Public Function NameIsOnFile($studentname) {
$sql = "SELECT COUNT(*) FROM studentlist WHERE name = '{$studentname}'";
$result = mysql_query($sql);
$row = mysql_fetch_array($result, MYSQL_NUM);
if($row[0] > 0) { // student name is on file
return true;
}
return false;
} // end function
Is there an easier / less resource intensive way to accomplish this? (studentid is the key to this table, not name).
I’ve done a search in this forum, but must not be using the right keywords.
Public Function NameIsOnFile($studentname) {
$sql = "SELECT COUNT(*) FROM studentlist WHERE name = '{$studentname}'";
$result = mysql_query($sql);
if(mysql_num_rows($result) > 0) { // student name is on file
return true;
}
return false;
} // end function
Ideally you should stop using the function mysql_query, mysql_num_rows etc as they are being phased out, check these instead http://php.net/manual/en/book.pdo.php
Depending on what you want to do, you could also create a unique index on ‘name’, do an insert, and then handle the duplicate key error if the name already exists.

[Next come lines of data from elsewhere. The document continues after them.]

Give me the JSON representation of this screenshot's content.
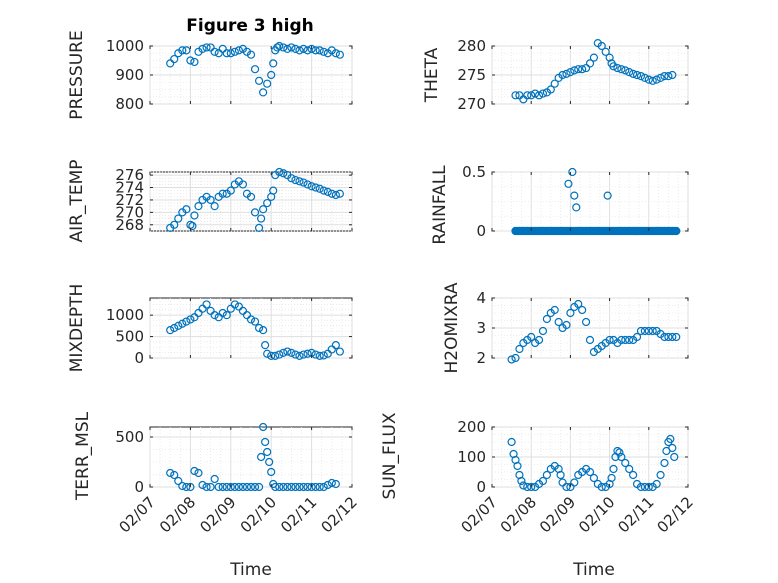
{
  "figure": {
    "title": "Figure 3 high",
    "marker_color": "#0072BD",
    "x_tick_labels": [
      "02/07",
      "02/08",
      "02/09",
      "02/10",
      "02/11",
      "02/12"
    ],
    "x_label": "Time"
  },
  "chart_data": [
    {
      "type": "scatter",
      "ylabel": "PRESSURE",
      "ylim": [
        800,
        1000
      ],
      "yticks": [
        800,
        900,
        1000
      ],
      "xlim": [
        0,
        5
      ],
      "grid": true,
      "x": [
        0.5,
        0.6,
        0.7,
        0.8,
        0.9,
        1.0,
        1.1,
        1.2,
        1.3,
        1.4,
        1.5,
        1.6,
        1.7,
        1.8,
        1.9,
        2.0,
        2.1,
        2.2,
        2.3,
        2.4,
        2.5,
        2.6,
        2.7,
        2.8,
        2.9,
        3.0,
        3.05,
        3.1,
        3.15,
        3.2,
        3.3,
        3.4,
        3.5,
        3.6,
        3.7,
        3.8,
        3.9,
        4.0,
        4.1,
        4.2,
        4.3,
        4.4,
        4.5,
        4.6,
        4.7
      ],
      "y": [
        940,
        955,
        975,
        985,
        985,
        950,
        945,
        980,
        990,
        995,
        995,
        980,
        975,
        990,
        975,
        975,
        980,
        985,
        990,
        980,
        970,
        920,
        880,
        840,
        870,
        900,
        940,
        985,
        995,
        1000,
        995,
        990,
        995,
        990,
        985,
        990,
        985,
        990,
        985,
        985,
        980,
        975,
        985,
        975,
        970
      ]
    },
    {
      "type": "scatter",
      "ylabel": "THETA",
      "ylim": [
        270,
        280
      ],
      "yticks": [
        270,
        275,
        280
      ],
      "xlim": [
        0,
        5
      ],
      "grid": true,
      "x": [
        0.6,
        0.7,
        0.8,
        0.9,
        1.0,
        1.1,
        1.2,
        1.3,
        1.4,
        1.5,
        1.6,
        1.7,
        1.8,
        1.9,
        2.0,
        2.1,
        2.2,
        2.3,
        2.4,
        2.5,
        2.6,
        2.7,
        2.8,
        2.9,
        3.0,
        3.05,
        3.1,
        3.2,
        3.3,
        3.4,
        3.5,
        3.6,
        3.7,
        3.8,
        3.9,
        4.0,
        4.1,
        4.2,
        4.3,
        4.4,
        4.5,
        4.6
      ],
      "y": [
        271.5,
        271.5,
        270.8,
        271.5,
        271.5,
        271.8,
        271.5,
        271.8,
        272.0,
        272.5,
        273.5,
        274.5,
        275.0,
        275.2,
        275.5,
        275.8,
        276.0,
        276.0,
        276.2,
        277.0,
        278.0,
        280.5,
        280.0,
        279.0,
        278.0,
        277.0,
        276.5,
        276.2,
        276.0,
        275.8,
        275.5,
        275.2,
        275.0,
        274.8,
        274.5,
        274.2,
        274.0,
        274.2,
        274.5,
        274.8,
        274.8,
        275.0
      ]
    },
    {
      "type": "scatter",
      "ylabel": "AIR_TEMP",
      "ylim": [
        267,
        276.5
      ],
      "yticks": [
        268,
        270,
        272,
        274,
        276
      ],
      "xlim": [
        0,
        5
      ],
      "grid": true,
      "x": [
        0.5,
        0.6,
        0.7,
        0.8,
        0.9,
        1.0,
        1.05,
        1.1,
        1.2,
        1.3,
        1.4,
        1.5,
        1.6,
        1.7,
        1.8,
        1.9,
        2.0,
        2.1,
        2.2,
        2.3,
        2.4,
        2.5,
        2.6,
        2.7,
        2.75,
        2.8,
        2.9,
        3.0,
        3.05,
        3.1,
        3.2,
        3.3,
        3.4,
        3.5,
        3.6,
        3.7,
        3.8,
        3.9,
        4.0,
        4.1,
        4.2,
        4.3,
        4.4,
        4.5,
        4.6,
        4.7
      ],
      "y": [
        267.5,
        268.0,
        269.0,
        270.0,
        270.5,
        268.0,
        267.8,
        269.5,
        271.0,
        272.0,
        272.5,
        272.0,
        271.0,
        272.5,
        273.0,
        273.0,
        273.5,
        274.5,
        275.0,
        274.5,
        273.0,
        272.5,
        270.0,
        267.5,
        269.0,
        270.5,
        271.5,
        272.5,
        273.5,
        276.0,
        276.5,
        276.3,
        276.0,
        275.5,
        275.2,
        275.0,
        274.8,
        274.5,
        274.2,
        274.0,
        273.8,
        273.5,
        273.3,
        273.0,
        272.8,
        273.0
      ]
    },
    {
      "type": "scatter",
      "ylabel": "RAINFALL",
      "ylim": [
        0,
        0.5
      ],
      "yticks": [
        0,
        0.5
      ],
      "xlim": [
        0,
        5
      ],
      "grid": true,
      "x": [
        0.6,
        0.7,
        0.8,
        0.9,
        1.0,
        1.1,
        1.2,
        1.3,
        1.4,
        1.5,
        1.6,
        1.7,
        1.8,
        1.9,
        1.95,
        2.0,
        2.05,
        2.1,
        2.15,
        2.2,
        2.3,
        2.4,
        2.5,
        2.6,
        2.7,
        2.8,
        2.9,
        2.95,
        3.0,
        3.1,
        3.2,
        3.3,
        3.4,
        3.5,
        3.6,
        3.7,
        3.8,
        3.9,
        4.0,
        4.1,
        4.2,
        4.3,
        4.4,
        4.5,
        4.6,
        4.7
      ],
      "y": [
        0,
        0,
        0,
        0,
        0,
        0,
        0,
        0,
        0,
        0,
        0,
        0,
        0,
        0,
        0.4,
        0,
        0.5,
        0.3,
        0.2,
        0,
        0,
        0,
        0,
        0,
        0,
        0,
        0,
        0.3,
        0,
        0,
        0,
        0,
        0,
        0,
        0,
        0,
        0,
        0,
        0,
        0,
        0,
        0,
        0,
        0,
        0,
        0
      ]
    },
    {
      "type": "scatter",
      "ylabel": "MIXDEPTH",
      "ylim": [
        0,
        1400
      ],
      "yticks": [
        0,
        500,
        1000
      ],
      "xlim": [
        0,
        5
      ],
      "grid": true,
      "x": [
        0.5,
        0.6,
        0.7,
        0.8,
        0.9,
        1.0,
        1.1,
        1.2,
        1.3,
        1.4,
        1.5,
        1.6,
        1.7,
        1.8,
        1.9,
        2.0,
        2.1,
        2.2,
        2.3,
        2.4,
        2.5,
        2.6,
        2.7,
        2.8,
        2.85,
        2.9,
        3.0,
        3.1,
        3.2,
        3.3,
        3.4,
        3.5,
        3.6,
        3.7,
        3.8,
        3.9,
        4.0,
        4.1,
        4.2,
        4.3,
        4.4,
        4.5,
        4.6,
        4.7
      ],
      "y": [
        650,
        700,
        750,
        800,
        850,
        900,
        950,
        1050,
        1150,
        1250,
        1100,
        1000,
        950,
        1050,
        1000,
        1150,
        1250,
        1200,
        1100,
        1000,
        900,
        850,
        700,
        650,
        300,
        100,
        50,
        50,
        80,
        120,
        150,
        120,
        80,
        50,
        80,
        100,
        120,
        80,
        50,
        60,
        100,
        200,
        300,
        150
      ]
    },
    {
      "type": "scatter",
      "ylabel": "H2OMIXRA",
      "ylim": [
        2,
        4
      ],
      "yticks": [
        2,
        3,
        4
      ],
      "xlim": [
        0,
        5
      ],
      "grid": true,
      "x": [
        0.5,
        0.6,
        0.7,
        0.8,
        0.9,
        1.0,
        1.1,
        1.2,
        1.3,
        1.4,
        1.5,
        1.6,
        1.7,
        1.8,
        1.9,
        2.0,
        2.1,
        2.2,
        2.3,
        2.4,
        2.5,
        2.6,
        2.7,
        2.8,
        2.9,
        3.0,
        3.1,
        3.2,
        3.3,
        3.4,
        3.5,
        3.6,
        3.7,
        3.8,
        3.9,
        4.0,
        4.1,
        4.2,
        4.3,
        4.4,
        4.5,
        4.6,
        4.7
      ],
      "y": [
        1.95,
        2.0,
        2.3,
        2.5,
        2.6,
        2.7,
        2.5,
        2.6,
        2.9,
        3.3,
        3.5,
        3.6,
        3.2,
        3.0,
        3.1,
        3.5,
        3.7,
        3.8,
        3.6,
        3.2,
        2.6,
        2.2,
        2.3,
        2.4,
        2.5,
        2.6,
        2.6,
        2.5,
        2.6,
        2.6,
        2.6,
        2.6,
        2.7,
        2.9,
        2.9,
        2.9,
        2.9,
        2.9,
        2.8,
        2.7,
        2.7,
        2.7,
        2.7
      ]
    },
    {
      "type": "scatter",
      "ylabel": "TERR_MSL",
      "ylim": [
        0,
        600
      ],
      "yticks": [
        0,
        500
      ],
      "xlim": [
        0,
        5
      ],
      "grid": true,
      "x": [
        0.5,
        0.6,
        0.7,
        0.8,
        0.9,
        1.0,
        1.1,
        1.2,
        1.3,
        1.4,
        1.5,
        1.6,
        1.7,
        1.8,
        1.9,
        2.0,
        2.1,
        2.2,
        2.3,
        2.4,
        2.5,
        2.6,
        2.7,
        2.75,
        2.8,
        2.85,
        2.9,
        2.95,
        3.0,
        3.05,
        3.1,
        3.2,
        3.3,
        3.4,
        3.5,
        3.6,
        3.7,
        3.8,
        3.9,
        4.0,
        4.1,
        4.2,
        4.3,
        4.4,
        4.5,
        4.6
      ],
      "y": [
        140,
        120,
        60,
        10,
        0,
        0,
        160,
        140,
        20,
        0,
        0,
        80,
        0,
        0,
        0,
        0,
        0,
        0,
        0,
        0,
        0,
        0,
        0,
        300,
        600,
        450,
        350,
        250,
        150,
        30,
        0,
        0,
        0,
        0,
        0,
        0,
        0,
        0,
        0,
        0,
        0,
        0,
        0,
        20,
        40,
        30
      ]
    },
    {
      "type": "scatter",
      "ylabel": "SUN_FLUX",
      "ylim": [
        0,
        200
      ],
      "yticks": [
        0,
        100,
        200
      ],
      "xlim": [
        0,
        5
      ],
      "grid": true,
      "x": [
        0.5,
        0.55,
        0.6,
        0.65,
        0.7,
        0.75,
        0.8,
        0.9,
        1.0,
        1.1,
        1.2,
        1.3,
        1.4,
        1.5,
        1.6,
        1.7,
        1.75,
        1.8,
        1.9,
        2.0,
        2.1,
        2.2,
        2.3,
        2.4,
        2.5,
        2.6,
        2.7,
        2.8,
        2.9,
        3.0,
        3.05,
        3.1,
        3.15,
        3.2,
        3.25,
        3.3,
        3.4,
        3.5,
        3.6,
        3.7,
        3.8,
        3.9,
        4.0,
        4.1,
        4.2,
        4.3,
        4.4,
        4.45,
        4.5,
        4.55,
        4.6,
        4.65
      ],
      "y": [
        150,
        110,
        90,
        70,
        40,
        20,
        5,
        0,
        0,
        0,
        10,
        20,
        40,
        60,
        70,
        60,
        40,
        15,
        0,
        0,
        15,
        40,
        50,
        60,
        50,
        30,
        10,
        0,
        0,
        10,
        30,
        60,
        100,
        120,
        115,
        100,
        80,
        60,
        40,
        10,
        0,
        0,
        0,
        0,
        10,
        40,
        80,
        120,
        150,
        160,
        130,
        100
      ]
    }
  ]
}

Thanks guys. That sounds like the better approach. I have my validation packaged in a separate function within my class than the database maintenance (Insert/Update). As such, got into a bit of tunnel vision.
Not better at all considering mysql_num_rows() will always return a single row given the query. That function will never return false. Removing the aggregate function would fix it.